Los Angeles Continuum of Care

The LA CoC has an estimated 43,854 homeless people (LA CoC excludes the cities of Glendale, Pasadena and Long Beach). Los Angeles is the largest urban county in the nation at 4,083 square miles. While in some areas average incomes are amongst the highest in the country, there is also incredible poverty. Furthermore, Los Angeles is one of the most racially diverse and ethnically varied counties in the U.S. The political landscape is equally complex as the LACoC includes 85 separate cities. Many of these cities, including the City of Los Angeles are further divided into council districts. All cities and unincorporated areas are overlaid by one of five County Supervisorial Districts. To ensure local control and planning, LAHSA has divided the County into eight geographic areas designated as Service Planning Areas (SPA’s). Each SPA is expected to have a balance of homeless services. LAHSA helps coordinate efforts among agencies, businesses, community leaders, government agencies and elected officials to determine priority needs and services from a local, regional and county-wide basis.

Continuum of Care is a term that serves dual purposes in the arena of homeless service delivery:

Service Delivery System

A Continuum of Care is an integrated system of care that guides and tracks homeless individuals & families through a comprehensive array of housing & services designed to prevent and end homelessness.

Jurisdictional Body

A Continuum of Care (CoC) is a regional or local planning body that coordinates housing and services funding for homeless families and individuals.

HUD requires communities to submit a single application for McKinney-Vento Homeless Assistance Grants in order to streamline the funding application process, encourage coordination of housing and service providers on a local level and promote the development of Continuums of Care (CoCs).
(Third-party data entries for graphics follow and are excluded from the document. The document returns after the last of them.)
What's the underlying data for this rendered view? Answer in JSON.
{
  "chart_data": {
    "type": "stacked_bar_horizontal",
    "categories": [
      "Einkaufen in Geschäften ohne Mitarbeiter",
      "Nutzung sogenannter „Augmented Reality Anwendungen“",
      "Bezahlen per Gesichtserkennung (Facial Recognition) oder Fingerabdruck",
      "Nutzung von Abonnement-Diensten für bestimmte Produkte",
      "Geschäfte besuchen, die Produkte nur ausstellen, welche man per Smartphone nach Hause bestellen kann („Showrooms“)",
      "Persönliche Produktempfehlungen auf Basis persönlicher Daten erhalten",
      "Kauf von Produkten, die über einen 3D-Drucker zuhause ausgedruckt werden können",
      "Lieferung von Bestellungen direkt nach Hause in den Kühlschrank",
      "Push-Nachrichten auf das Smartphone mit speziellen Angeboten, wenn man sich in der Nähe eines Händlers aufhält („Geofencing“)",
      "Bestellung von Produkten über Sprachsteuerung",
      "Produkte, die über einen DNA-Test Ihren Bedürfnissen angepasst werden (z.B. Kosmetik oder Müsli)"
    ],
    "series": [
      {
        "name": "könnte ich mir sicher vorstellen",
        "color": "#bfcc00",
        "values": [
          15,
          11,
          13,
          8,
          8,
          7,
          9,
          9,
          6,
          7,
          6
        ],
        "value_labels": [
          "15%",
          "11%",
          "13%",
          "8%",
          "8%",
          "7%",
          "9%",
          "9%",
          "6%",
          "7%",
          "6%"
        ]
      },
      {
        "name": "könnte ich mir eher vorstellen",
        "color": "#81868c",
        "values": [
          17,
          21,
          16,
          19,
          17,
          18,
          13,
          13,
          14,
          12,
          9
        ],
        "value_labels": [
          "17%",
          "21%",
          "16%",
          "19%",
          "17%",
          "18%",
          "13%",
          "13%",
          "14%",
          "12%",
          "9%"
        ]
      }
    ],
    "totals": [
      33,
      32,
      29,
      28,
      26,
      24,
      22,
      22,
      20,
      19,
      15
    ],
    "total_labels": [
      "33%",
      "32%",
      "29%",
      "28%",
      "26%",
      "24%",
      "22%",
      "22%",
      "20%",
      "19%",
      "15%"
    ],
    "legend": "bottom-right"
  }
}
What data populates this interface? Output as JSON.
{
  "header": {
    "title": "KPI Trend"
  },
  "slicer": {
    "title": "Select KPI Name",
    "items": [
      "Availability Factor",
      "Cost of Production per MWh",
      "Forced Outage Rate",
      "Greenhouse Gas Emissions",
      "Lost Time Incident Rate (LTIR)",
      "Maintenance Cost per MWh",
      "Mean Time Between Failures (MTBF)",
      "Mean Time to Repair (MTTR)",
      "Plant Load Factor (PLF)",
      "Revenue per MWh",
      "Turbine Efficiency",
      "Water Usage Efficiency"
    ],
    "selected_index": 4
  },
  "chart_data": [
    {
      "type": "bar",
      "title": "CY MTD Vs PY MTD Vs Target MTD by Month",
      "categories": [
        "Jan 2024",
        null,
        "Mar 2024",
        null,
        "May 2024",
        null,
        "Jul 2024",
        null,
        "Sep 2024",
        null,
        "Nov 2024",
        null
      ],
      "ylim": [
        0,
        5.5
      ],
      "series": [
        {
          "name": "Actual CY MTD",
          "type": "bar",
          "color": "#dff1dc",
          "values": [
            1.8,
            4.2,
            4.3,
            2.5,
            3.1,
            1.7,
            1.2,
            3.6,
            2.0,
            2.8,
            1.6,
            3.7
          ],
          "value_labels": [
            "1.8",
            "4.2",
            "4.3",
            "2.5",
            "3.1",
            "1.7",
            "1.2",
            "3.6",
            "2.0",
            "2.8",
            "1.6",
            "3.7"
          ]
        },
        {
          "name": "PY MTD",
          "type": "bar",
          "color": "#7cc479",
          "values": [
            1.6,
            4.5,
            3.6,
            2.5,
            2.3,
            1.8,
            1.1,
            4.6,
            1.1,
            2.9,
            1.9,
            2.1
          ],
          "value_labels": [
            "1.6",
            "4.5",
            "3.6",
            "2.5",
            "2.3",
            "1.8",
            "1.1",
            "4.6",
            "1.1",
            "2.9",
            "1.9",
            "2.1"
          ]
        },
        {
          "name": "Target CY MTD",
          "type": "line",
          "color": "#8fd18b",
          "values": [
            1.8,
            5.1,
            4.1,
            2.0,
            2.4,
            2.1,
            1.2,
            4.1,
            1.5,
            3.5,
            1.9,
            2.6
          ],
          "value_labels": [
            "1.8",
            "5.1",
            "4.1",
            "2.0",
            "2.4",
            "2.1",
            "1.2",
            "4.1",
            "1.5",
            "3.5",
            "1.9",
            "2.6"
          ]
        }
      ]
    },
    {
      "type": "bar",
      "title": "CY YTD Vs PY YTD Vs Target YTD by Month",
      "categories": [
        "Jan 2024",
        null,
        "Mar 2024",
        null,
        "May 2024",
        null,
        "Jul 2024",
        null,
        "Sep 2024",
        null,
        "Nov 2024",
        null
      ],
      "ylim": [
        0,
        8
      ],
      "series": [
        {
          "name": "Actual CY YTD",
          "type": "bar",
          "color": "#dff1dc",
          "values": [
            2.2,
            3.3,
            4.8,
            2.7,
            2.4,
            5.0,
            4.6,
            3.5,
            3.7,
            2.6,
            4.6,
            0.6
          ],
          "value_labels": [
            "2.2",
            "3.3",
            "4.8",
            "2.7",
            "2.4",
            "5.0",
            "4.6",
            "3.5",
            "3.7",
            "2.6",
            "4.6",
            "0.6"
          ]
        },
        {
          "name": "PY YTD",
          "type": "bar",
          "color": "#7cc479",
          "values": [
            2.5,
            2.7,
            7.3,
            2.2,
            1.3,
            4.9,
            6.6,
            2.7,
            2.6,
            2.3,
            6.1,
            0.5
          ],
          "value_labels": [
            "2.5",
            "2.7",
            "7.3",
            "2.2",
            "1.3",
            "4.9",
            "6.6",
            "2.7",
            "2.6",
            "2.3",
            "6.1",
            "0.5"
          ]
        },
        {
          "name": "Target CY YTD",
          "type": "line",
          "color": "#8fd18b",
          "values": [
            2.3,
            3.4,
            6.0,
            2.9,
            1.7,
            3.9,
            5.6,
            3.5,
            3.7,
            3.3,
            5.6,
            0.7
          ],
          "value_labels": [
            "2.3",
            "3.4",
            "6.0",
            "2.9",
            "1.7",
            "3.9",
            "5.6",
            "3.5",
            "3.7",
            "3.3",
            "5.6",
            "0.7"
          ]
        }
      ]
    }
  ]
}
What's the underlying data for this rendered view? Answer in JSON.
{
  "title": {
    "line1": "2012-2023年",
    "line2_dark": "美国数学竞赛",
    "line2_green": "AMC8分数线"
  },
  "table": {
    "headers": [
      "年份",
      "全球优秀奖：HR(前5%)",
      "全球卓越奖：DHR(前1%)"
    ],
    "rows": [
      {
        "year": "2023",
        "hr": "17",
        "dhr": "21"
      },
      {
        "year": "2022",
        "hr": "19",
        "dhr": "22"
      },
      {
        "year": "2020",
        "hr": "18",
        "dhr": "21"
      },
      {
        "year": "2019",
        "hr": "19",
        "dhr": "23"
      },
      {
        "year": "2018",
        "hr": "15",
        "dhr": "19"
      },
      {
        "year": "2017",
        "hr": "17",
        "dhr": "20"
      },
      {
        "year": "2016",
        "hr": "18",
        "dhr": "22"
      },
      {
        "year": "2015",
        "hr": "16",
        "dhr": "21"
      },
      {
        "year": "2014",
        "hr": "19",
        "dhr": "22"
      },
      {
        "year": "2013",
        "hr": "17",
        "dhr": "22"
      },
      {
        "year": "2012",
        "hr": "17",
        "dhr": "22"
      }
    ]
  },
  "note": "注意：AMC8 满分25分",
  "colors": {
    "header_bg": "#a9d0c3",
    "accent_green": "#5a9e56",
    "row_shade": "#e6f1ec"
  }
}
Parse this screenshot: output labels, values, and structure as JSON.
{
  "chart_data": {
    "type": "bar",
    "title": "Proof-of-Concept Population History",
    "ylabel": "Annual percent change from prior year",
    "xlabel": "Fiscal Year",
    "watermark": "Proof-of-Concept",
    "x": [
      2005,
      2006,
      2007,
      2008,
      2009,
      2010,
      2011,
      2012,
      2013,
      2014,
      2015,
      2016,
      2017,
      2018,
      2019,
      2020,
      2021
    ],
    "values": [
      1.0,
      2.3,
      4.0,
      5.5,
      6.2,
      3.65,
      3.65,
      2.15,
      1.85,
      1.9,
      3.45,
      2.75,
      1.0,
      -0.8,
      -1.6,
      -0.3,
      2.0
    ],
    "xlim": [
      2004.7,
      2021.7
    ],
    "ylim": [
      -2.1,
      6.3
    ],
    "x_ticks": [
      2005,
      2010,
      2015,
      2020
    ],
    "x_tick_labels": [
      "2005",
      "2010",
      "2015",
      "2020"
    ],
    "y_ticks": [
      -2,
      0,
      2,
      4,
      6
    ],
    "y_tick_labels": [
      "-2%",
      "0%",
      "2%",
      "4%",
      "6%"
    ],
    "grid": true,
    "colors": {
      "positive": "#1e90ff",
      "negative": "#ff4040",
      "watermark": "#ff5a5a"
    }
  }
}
A lead agency is designated to coordinate and submit the annual application. LAHSA is the lead agency for the Los Angeles CoC.

According to HUD, a CoC is "a community plan to organize and deliver housing and services to meet the specific needs of people who are homeless as they move to stable housing and maximize self-sufficiency. It includes action steps to end homelessness and prevent a return to homelessness." HUD identifies four necessary parts of a continuum:

  • Outreach, intake and assessment
  • Emergency shelter
  • Transitional housing with supportive services
  • Permanent & permanent supportive housing with services if needed

CoC’s are responsible for managing and tracking the homeless systems of care in their community. One of the most important activities entrusted to CoC’s is the biannual count of the homeless population and an annual enumeration of emergency systems, transitional housing units and beds that make up the homeless assistance systems. These counts provide an overview of the state of homelessness in a CoC and offer the information necessary to redirect services, funding and resources as necessary.